A scientist wants to make a solution of tribasic sodium phosphate, Na3PO4, for a laboratory experiment. How many grams of Na3PO4 will be needed to produce 600. mL of a solution that has a concentration of Na+ ions of 0.900 M?

To find out how many grams of Na3PO4 are needed to produce a solution with a concentration of Na+ ions of 0.900 M in 600 mL volume, we first need to calculate the number of moles of Na+ ions present in the solution.

From the chemical formula of tribasic sodium phosphate, Na3PO4, we can see that 1 mole of Na3PO4 produces 3 moles of Na+ ions.
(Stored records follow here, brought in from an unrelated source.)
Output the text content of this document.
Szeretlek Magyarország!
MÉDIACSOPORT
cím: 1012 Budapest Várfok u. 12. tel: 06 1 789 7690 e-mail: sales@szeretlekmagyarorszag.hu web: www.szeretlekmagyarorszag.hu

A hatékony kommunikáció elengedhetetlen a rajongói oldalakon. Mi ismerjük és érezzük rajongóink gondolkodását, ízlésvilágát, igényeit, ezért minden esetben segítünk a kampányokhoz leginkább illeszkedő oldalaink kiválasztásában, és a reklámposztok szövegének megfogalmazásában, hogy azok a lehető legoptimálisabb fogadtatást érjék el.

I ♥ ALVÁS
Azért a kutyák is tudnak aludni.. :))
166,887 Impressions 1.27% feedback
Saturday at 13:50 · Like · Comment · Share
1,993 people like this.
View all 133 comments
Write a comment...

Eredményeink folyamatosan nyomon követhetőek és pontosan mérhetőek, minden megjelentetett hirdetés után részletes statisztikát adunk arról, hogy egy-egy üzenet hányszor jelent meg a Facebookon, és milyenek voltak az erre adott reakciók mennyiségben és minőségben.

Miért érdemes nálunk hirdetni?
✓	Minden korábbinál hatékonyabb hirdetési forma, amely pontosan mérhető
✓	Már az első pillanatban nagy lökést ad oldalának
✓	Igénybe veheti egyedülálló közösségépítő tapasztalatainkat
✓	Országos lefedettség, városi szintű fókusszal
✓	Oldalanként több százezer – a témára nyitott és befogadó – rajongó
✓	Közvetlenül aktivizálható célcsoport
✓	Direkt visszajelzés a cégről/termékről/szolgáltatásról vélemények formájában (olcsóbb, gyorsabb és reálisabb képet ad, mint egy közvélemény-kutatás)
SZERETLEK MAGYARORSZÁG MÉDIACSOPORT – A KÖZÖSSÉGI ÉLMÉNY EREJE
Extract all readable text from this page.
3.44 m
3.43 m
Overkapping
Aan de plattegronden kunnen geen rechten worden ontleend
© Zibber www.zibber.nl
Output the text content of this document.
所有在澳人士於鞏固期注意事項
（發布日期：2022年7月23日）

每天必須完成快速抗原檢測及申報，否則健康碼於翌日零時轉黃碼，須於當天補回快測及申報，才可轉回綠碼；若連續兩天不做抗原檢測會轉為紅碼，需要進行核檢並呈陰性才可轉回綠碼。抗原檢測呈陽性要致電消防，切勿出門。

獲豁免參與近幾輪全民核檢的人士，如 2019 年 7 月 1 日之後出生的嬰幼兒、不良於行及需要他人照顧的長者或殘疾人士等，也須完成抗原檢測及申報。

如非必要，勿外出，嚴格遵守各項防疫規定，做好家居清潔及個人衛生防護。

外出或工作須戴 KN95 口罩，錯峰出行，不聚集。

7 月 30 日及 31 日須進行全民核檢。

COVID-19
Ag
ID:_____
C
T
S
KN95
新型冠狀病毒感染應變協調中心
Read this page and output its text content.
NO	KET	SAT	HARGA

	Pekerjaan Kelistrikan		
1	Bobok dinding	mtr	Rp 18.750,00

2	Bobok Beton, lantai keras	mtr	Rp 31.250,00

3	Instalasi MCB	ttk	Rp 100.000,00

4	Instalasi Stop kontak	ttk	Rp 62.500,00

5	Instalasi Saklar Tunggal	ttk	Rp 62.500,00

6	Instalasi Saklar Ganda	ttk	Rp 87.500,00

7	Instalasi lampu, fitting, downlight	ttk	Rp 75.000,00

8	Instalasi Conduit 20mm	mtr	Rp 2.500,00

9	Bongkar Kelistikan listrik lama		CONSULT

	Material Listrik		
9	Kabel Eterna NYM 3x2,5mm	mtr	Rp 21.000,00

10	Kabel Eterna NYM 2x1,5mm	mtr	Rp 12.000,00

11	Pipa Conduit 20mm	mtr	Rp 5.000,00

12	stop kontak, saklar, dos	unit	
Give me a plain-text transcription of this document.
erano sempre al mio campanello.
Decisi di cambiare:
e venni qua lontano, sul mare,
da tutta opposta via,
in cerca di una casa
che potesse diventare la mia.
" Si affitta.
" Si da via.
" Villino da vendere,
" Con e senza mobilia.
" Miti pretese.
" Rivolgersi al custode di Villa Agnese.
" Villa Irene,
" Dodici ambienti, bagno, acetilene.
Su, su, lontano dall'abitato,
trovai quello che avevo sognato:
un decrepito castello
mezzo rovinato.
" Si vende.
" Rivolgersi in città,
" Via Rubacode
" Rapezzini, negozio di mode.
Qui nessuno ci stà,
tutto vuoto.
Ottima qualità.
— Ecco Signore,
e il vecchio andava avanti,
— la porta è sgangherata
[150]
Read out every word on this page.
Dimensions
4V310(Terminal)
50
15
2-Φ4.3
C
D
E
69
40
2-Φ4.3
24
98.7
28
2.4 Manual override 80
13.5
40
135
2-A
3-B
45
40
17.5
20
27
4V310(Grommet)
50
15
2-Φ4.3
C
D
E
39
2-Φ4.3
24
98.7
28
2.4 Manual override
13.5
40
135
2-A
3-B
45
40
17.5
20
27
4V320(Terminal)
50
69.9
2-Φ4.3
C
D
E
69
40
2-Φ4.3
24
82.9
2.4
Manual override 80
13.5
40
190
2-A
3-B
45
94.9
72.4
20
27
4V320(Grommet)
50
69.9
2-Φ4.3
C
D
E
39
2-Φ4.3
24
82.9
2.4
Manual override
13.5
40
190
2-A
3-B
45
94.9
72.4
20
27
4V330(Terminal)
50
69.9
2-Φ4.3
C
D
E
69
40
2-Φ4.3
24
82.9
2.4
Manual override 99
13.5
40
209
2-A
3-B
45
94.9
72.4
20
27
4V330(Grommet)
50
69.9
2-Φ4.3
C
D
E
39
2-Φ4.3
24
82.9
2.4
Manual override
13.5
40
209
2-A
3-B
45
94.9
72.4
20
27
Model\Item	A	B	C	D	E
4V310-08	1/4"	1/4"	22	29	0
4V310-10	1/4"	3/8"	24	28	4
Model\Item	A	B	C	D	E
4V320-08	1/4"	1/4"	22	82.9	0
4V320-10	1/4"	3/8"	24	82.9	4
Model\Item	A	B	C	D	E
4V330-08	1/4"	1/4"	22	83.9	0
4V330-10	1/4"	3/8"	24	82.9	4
Therefore, the number of moles of Na+ ions in the solution = 0.900 M * 0.600 L = 0.540 moles

Since 1 mole of Na3PO4 produces 3 moles of Na+ ions, the number of moles of Na3PO4 needed = 0.540 moles / 3 = 0.180 moles

Now, we need to convert the number of moles of Na3PO4 to grams using its molar mass.

The molar mass of Na3PO4 = 3(Na) + 1(P) + 4(O) = 3(22.99 g/mol) + 1(30.97 g/mol) + 4(16.00 g/mol) = 163.94 g/mol

Therefore, the mass of Na3PO4 needed = 0.180 moles * 163.94 g/mol = 29.51 grams

So, 29.51 grams of Na3PO4 will be needed to produce 600 mL of a solution with a concentration of Na+ ions of 0.900 M.